Tak hanya menghadirkan kemudahan layanan, Kantor Pertanahan Kota Kediri juga mengingatkan masyarakat terkait sejumlah persyaratan yang wajib disiapkan sebelum mengajukan pengukuran. Di antaranya fotokopi identitas pemohon, titik lokasi bidang tanah (share location), foto batas permanen tanah, hingga surat persetujuan batas dari pemilik tanah yang berbatasan.
Masyarakat juga diminta memastikan batas fisik tanah jelas dan patok tidak hilang agar proses pengukuran tidak gagal.
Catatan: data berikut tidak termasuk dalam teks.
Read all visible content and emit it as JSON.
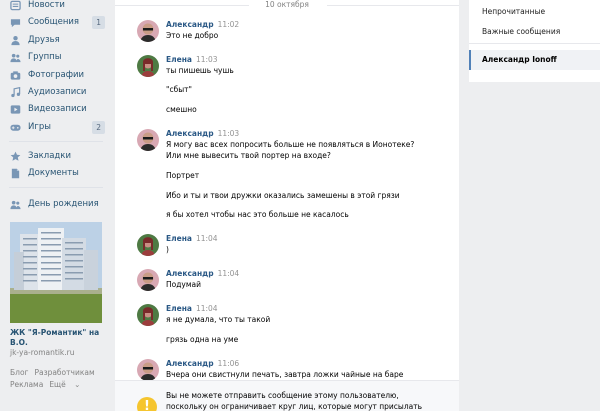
{
  "sidebar": {
    "items": [
      {
        "label": "Новости",
        "icon": "news-icon",
        "badge": ""
      },
      {
        "label": "Сообщения",
        "icon": "message-icon",
        "badge": "1"
      },
      {
        "label": "Друзья",
        "icon": "friends-icon",
        "badge": ""
      },
      {
        "label": "Группы",
        "icon": "groups-icon",
        "badge": ""
      },
      {
        "label": "Фотографии",
        "icon": "camera-icon",
        "badge": ""
      },
      {
        "label": "Аудиозаписи",
        "icon": "music-icon",
        "badge": ""
      },
      {
        "label": "Видеозаписи",
        "icon": "video-icon",
        "badge": ""
      },
      {
        "label": "Игры",
        "icon": "gamepad-icon",
        "badge": "2"
      },
      {
        "label": "Закладки",
        "icon": "star-icon",
        "badge": ""
      },
      {
        "label": "Документы",
        "icon": "document-icon",
        "badge": ""
      },
      {
        "label": "День рождения",
        "icon": "birthday-icon",
        "badge": ""
      }
    ],
    "ad": {
      "title": "ЖК \"Я-Романтик\" на В.О.",
      "url": "jk-ya-romantik.ru"
    },
    "footer": {
      "blog": "Блог",
      "developers": "Разработчикам",
      "ads": "Реклама",
      "more": "Ещё"
    }
  },
  "chat": {
    "date": "10 октября",
    "messages": [
      {
        "author": "Александр",
        "time": "11:02",
        "lines": [
          "Это не добро"
        ]
      },
      {
        "author": "Елена",
        "time": "11:03",
        "lines": [
          "ты пишешь чушь",
          "\"сбыт\"",
          "смешно"
        ]
      },
      {
        "author": "Александр",
        "time": "11:03",
        "lines": [
          "Я могу вас всех попросить больше не появляться в Ионотеке?",
          "Или мне вывесить твой портер на входе?",
          "Портрет",
          "Ибо и ты и твои дружки оказались замешены в этой грязи",
          "я бы хотел чтобы нас это больше не касалось"
        ]
      },
      {
        "author": "Елена",
        "time": "11:04",
        "lines": [
          ")"
        ]
      },
      {
        "author": "Александр",
        "time": "11:04",
        "lines": [
          "Подумай"
        ]
      },
      {
        "author": "Елена",
        "time": "11:04",
        "lines": [
          "я не думала, что ты такой",
          "грязь одна на уме"
        ]
      },
      {
        "author": "Александр",
        "time": "11:06",
        "lines": [
          "Вчера они свистнули печать, завтра ложки чайные на баре"
        ]
      }
    ],
    "warning": {
      "icon": "!",
      "line1": "Вы не можете отправить сообщение этому пользователю,",
      "line2": "поскольку он ограничивает круг лиц, которые могут присылать"
    }
  },
  "filters": {
    "unread": "Непрочитанные",
    "important": "Важные сообщения",
    "active": "Александр Ionoff"
  },
  "colors": {
    "link": "#285473",
    "author": "#2a5885",
    "page_bg": "#edeef0",
    "warning": "#f5c52f",
    "active_border": "#5181b8"
  }
}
Sebab, beberapa faktor seperti sengketa tanah, ketidakhadiran pemohon, hingga tumpang tindih bidang tanah dapat menyebabkan pengukuran dibatalkan atau ditutup.
Sebagai bentuk pelayanan responsif, Kantor Pertanahan Kota Kediri turut membuka layanan Hotline Pengaduan melalui WhatsApp di nomor 0822-2829-0148 pada hari Senin hingga Jumat pukul 08.30–16.00 WIB.
Dengan hadirnya layanan pengukuran terjadwal ini, Kantor Pertanahan Kota Kediri berharap masyarakat dapat memperoleh pelayanan pertanahan yang lebih cepat, profesional, dan terpercaya.
“Ukurlah hari ini, pasti waktunya, pasti hasilnya,” menjadi semangat baru dalam mewujudkan pelayanan pertanahan yang modern dan tertib administrasi.